The 1996 law provided the first protections for people with mental health conditions – protections that we have built on in the years that followed. Three years later, the Clinton-Gore administration expanded mental health coverage for all federal employees, achieving full parity of coverage. In 2008, the bipartisan Mental Health Parity and Addiction Equity Act was enacted, strengthening the protections in the 1996 law and extending them to coverage for substance use disorders and addiction.
The Affordable Care Act made more progress in expanding coverage to people with mental health conditions. In addition to expanding health coverage to tens of millions of Americans, the consumer protections in the ACA applied mental health parity regulations to insurance sold to small businesses and individuals. Mental health and substance use disorder treatment are covered under essential health benefits, and insurers can no longer deny coverage or charge people more because of preexisting conditions, including mental health conditions.
Inequities in mental health treatment
It has been 2 1/2 decades since we took this first critical step to codify mental health parity into law. However, gaps in the way we treat Americans with mental health conditions remain – and we have more work to do.

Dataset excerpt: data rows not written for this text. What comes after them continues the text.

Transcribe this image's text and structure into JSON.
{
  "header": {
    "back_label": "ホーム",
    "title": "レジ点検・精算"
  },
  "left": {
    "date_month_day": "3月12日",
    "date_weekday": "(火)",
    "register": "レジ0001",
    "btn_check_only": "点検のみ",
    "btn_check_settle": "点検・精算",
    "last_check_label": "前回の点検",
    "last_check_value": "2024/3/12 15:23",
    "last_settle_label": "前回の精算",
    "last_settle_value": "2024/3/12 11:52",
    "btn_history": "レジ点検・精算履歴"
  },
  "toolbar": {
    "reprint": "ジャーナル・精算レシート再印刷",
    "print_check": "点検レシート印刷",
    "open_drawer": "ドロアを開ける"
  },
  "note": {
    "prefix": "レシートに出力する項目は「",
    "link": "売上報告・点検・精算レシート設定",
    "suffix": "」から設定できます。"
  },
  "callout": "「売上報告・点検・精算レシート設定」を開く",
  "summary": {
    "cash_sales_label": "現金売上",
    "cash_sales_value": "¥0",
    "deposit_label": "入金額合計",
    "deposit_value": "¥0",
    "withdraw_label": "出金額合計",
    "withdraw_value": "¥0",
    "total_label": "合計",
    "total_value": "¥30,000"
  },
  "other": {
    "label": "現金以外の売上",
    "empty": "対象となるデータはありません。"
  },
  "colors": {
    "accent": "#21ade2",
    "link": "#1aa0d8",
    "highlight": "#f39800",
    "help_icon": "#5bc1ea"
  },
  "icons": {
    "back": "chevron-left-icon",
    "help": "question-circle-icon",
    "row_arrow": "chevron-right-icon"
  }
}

First and foremost, we need to guarantee that all Americans have access to quality, affordable health coverage. We need to expand the guarantees and protections in the ACA, which has helped so many Americans with mental health conditions to purchase coverage and get treatment. We must fight efforts to weaken and undermine the ACA and find ways to build on the consumer protections for those struggling with mental health conditions. And we must directly confront enduring racial disparities in health outcomes and embed racial equity throughout health reform efforts.
Second, we need to focus on the role of mental health as we reform our criminal justice system. People with mental health conditions are dramatically overrepresented in the criminal justice system – and once incarcerated, these Americans are routinely denied access to the mental health treatment that they need. Unfortunately, this reality includes children.
As part of broader criminal justice reform, we need to ensure that our justice system treats mental health conditions as a medical problem and fights these issues with treatment and not incarceration.
Finally, we need to ensure that we adequately support community-based organizations, which are on the front lines of providing support to individuals with mental health conditions, and often the most trusted by traditionally excluded and marginalized communities.
Government support of these organizations, including those that provide treatment for substance use disorders, is a good investment. One of the best ways we can do this is by expanding the Certified Community Behavioral Health Clinic program, which operates now in 40 states and has provided critical help to low-income Americans with mental health conditions.
Mental health care is health care, plain and simple. Since President Clinton signed the Mental Health Parity Act into law 25 years ago, we have made significant progress. As we celebrate this anniversary, and mark World Mental Health Day, we must reflect on how far we’ve come, but also commit to closing the gaps that remain.
Tipper Gore was the second lady of the United States from 1993-2001. She is a nationally recognized author and social issues leader who has advocated for mental health awareness and benefits throughout her career.